Why this expression is true

1. May 3, 2009

transgalactic

$$\sum_{n=1}^{\infty}\frac{\ln n}{n}> \sum_{n=1}^{\infty}\frac{1}{n}$$

ln is not always bigger then 1
so when i am doing the comparing test
i cant use that
because ln 1 =0

??

Last edited: May 3, 2009
2. May 3, 2009

Staff: Mentor

ln n > 1 for almost every positive number n.
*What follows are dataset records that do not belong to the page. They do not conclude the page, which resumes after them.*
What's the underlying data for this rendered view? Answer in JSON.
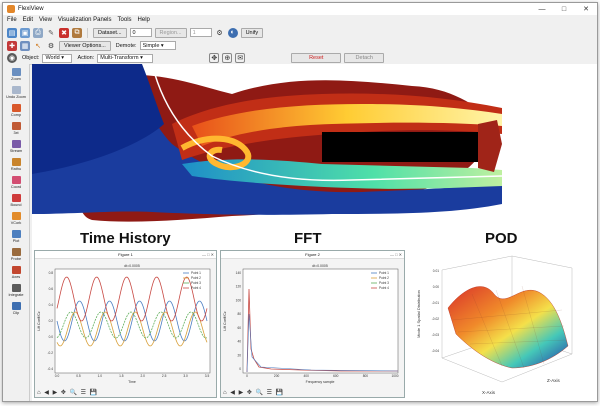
{
  "app": {
    "title": "FlexiView"
  },
  "window_buttons": [
    "—",
    "□",
    "✕"
  ],
  "menu": [
    "File",
    "Edit",
    "View",
    "Visualization Panels",
    "Tools",
    "Help"
  ],
  "toolbar1": {
    "dataset_label": "Dataset...",
    "dataset_value": "0",
    "region_label": "Region...",
    "region_value": "1",
    "unify_label": "Unify"
  },
  "toolbar2": {
    "viewer_options_label": "Viewer Options...",
    "demote_label": "Demote:",
    "demote_value": "Simple"
  },
  "toolbar3": {
    "object_label": "Object:",
    "object_value": "World",
    "action_label": "Action:",
    "action_value": "Multi-Transform",
    "reset_label": "Reset",
    "detach_label": "Detach"
  },
  "sidebar": [
    {
      "label": "Zoom",
      "color": "#6a8fc0"
    },
    {
      "label": "Undo Zoom",
      "color": "#a9b7cc"
    },
    {
      "label": "Comp",
      "color": "#d9582b"
    },
    {
      "label": "3xt",
      "color": "#c05a35"
    },
    {
      "label": "Stream",
      "color": "#7a5aa8"
    },
    {
      "label": "Rathu",
      "color": "#c9842c"
    },
    {
      "label": "Coord",
      "color": "#d34e72"
    },
    {
      "label": "Bound",
      "color": "#cf3b3b"
    },
    {
      "label": "VCork",
      "color": "#e28b2a"
    },
    {
      "label": "Plot",
      "color": "#4d7fbf"
    },
    {
      "label": "Probe",
      "color": "#9a6b3e"
    },
    {
      "label": "Axes",
      "color": "#c2462e"
    },
    {
      "label": "Integrate",
      "color": "#5a5a5a"
    },
    {
      "label": "Clip",
      "color": "#3d6eb0"
    }
  ],
  "panels": {
    "time_history": {
      "title": "Time History",
      "window_title": "Figure 1",
      "plot_title": "dt=0.0005",
      "ylabel": "Lift Coeff/Cz",
      "xlabel": "Time",
      "legend": [
        "Point 1",
        "Point 2",
        "Point 3",
        "Point 4"
      ],
      "colors": [
        "#4a7dc2",
        "#d8a03a",
        "#5fae5a",
        "#c84a44"
      ],
      "xticks": [
        "0.0",
        "0.5",
        "1.0",
        "1.5",
        "2.0",
        "2.5",
        "3.0",
        "3.5"
      ],
      "yticks": [
        "0.8",
        "0.6",
        "0.4",
        "0.2",
        "0.0",
        "-0.2",
        "-0.4"
      ]
    },
    "fft": {
      "title": "FFT",
      "window_title": "Figure 2",
      "plot_title": "dt=0.0005",
      "ylabel": "Lift Coeff/Cz",
      "xlabel": "Frequency sample",
      "legend": [
        "Point 1",
        "Point 2",
        "Point 3",
        "Point 4"
      ],
      "colors": [
        "#4a7dc2",
        "#d8a03a",
        "#5fae5a",
        "#c84a44"
      ],
      "xticks": [
        "0",
        "200",
        "400",
        "600",
        "800",
        "1000"
      ],
      "yticks": [
        "140",
        "120",
        "100",
        "80",
        "60",
        "40",
        "20",
        "0"
      ]
    },
    "pod": {
      "title": "POD",
      "zlabel": "Mode 1 Spatial Distribution",
      "xlabel": "X-Axis",
      "ylabel": "Z-Axis",
      "zticks": [
        "0.01",
        "0.00",
        "-0.01",
        "-0.02",
        "-0.03",
        "-0.04"
      ]
    }
  },
  "figure_toolbar": "⌂ ◀ ▶ ✥ 🔍 ☰ 💾",
  "colors": {
    "accent": "#3d6eb0",
    "reset_red": "#cc2222"
  }
}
Compare the graphs of y = ln x and y = 1 and you'll see that what I'm saying is true.

3. May 4, 2009

transgalactic

you said yourself "almost" not absolutely

4. May 4, 2009

diazona

Remember that that sum is really just a whole list of terms, all added up. So you can split the sum into two sums, or write out some of the terms explicitly if you want. Just to give an example:

$$\sum_{n=0}^{\infty} n^2 e^{-n} = \left(\sum_{n=0}^{6} n^2 e^{-n}\right) + \left(\sum_{n=7}^{\infty} n^2 e^{-n}\right) = 0^2 e^{-0} + 1^2 e^{-1} + 2^2 e^{-2} + \sum_{n=3}^{\infty} n^2 e^{-n}$$

You can do something like this for one or both of the sums in your expression, and it should help.

5. May 4, 2009

Staff: Mentor

In an infinite series, you can always ignore a finite number of terms without affecting whether the series converges or diverges.